Justice, D-St. Petersburg, withdrew the amendment before a vote could be taken.

Rep. Scott Randolph, D-Orlando, offered a similar amendment on the House floor this afternoon. He also withdrew the measure before it could be voted on.

DCF, lawyers at odds over fate of gay man’s adopted kids

Monday, November 23rd, 2009 by Dara Kam

Department of Children and Families officials insist that the foster kids living with Martin Gill for nearly five years aren’t going anywhere.

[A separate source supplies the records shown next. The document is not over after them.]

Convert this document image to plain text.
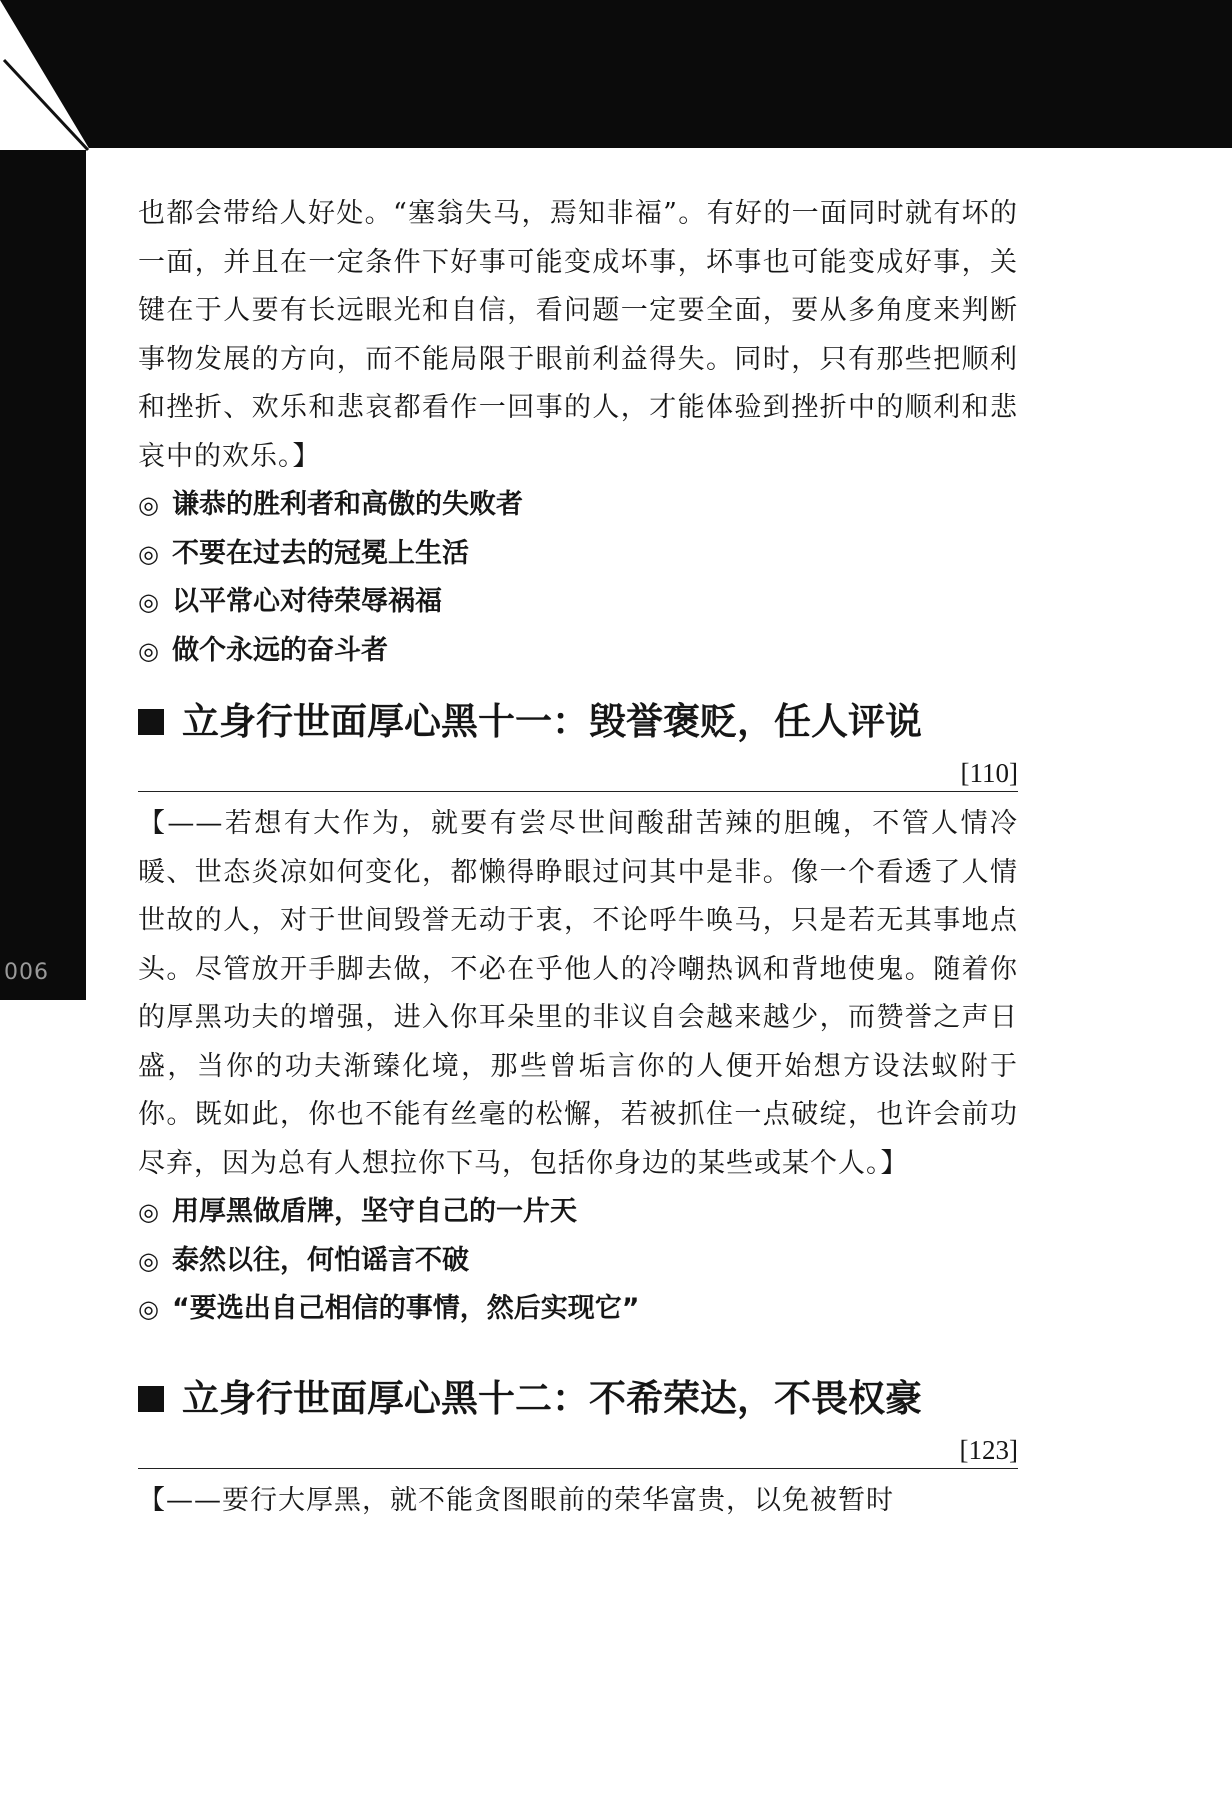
006

也都会带给人好处。“塞翁失马，焉知非福”。有好的一面同时就有坏的一面，并且在一定条件下好事可能变成坏事，坏事也可能变成好事，关键在于人要有长远眼光和自信，看问题一定要全面，要从多角度来判断事物发展的方向，而不能局限于眼前利益得失。同时，只有那些把顺利和挫折、欢乐和悲哀都看作一回事的人，才能体验到挫折中的顺利和悲哀中的欢乐。】

◎ 谦恭的胜利者和高傲的失败者
◎ 不要在过去的冠冕上生活
◎ 以平常心对待荣辱祸福
◎ 做个永远的奋斗者
立身行世面厚心黑十一：毁誉褒贬，任人评说
[110]

【——若想有大作为，就要有尝尽世间酸甜苦辣的胆魄，不管人情冷暖、世态炎凉如何变化，都懒得睁眼过问其中是非。像一个看透了人情世故的人，对于世间毁誉无动于衷，不论呼牛唤马，只是若无其事地点头。尽管放开手脚去做，不必在乎他人的冷嘲热讽和背地使鬼。随着你的厚黑功夫的增强，进入你耳朵里的非议自会越来越少，而赞誉之声日盛，当你的功夫渐臻化境，那些曾垢言你的人便开始想方设法蚁附于你。既如此，你也不能有丝毫的松懈，若被抓住一点破绽，也许会前功尽弃，因为总有人想拉你下马，包括你身边的某些或某个人。】

◎ 用厚黑做盾牌，坚守自己的一片天
◎ 泰然以往，何怕谣言不破
◎ “要选出自己相信的事情，然后实现它”
立身行世面厚心黑十二：不希荣达，不畏权豪
[123]

【——要行大厚黑，就不能贪图眼前的荣华富贵，以免被暂时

But the agency’s own lawyers told a judge that the two boys adopted by Gill should be “made available for adoption” elsewhere, something Gill can’t legally do because he’s gay.

Despite DCF’s insistence that the Gill family won’t be affected by its appeal of the adoption, the agency has made a test case out of the gay man’s adoption and intends to take the case to the Florida Supreme Court to decide once and for all if Florida’s ban on gay adoption is unconstitutional.

DCF has paid Attorney General Bill McCollum’s office nearly $400,000 so far on the case, and it has yet to make its way to the high court.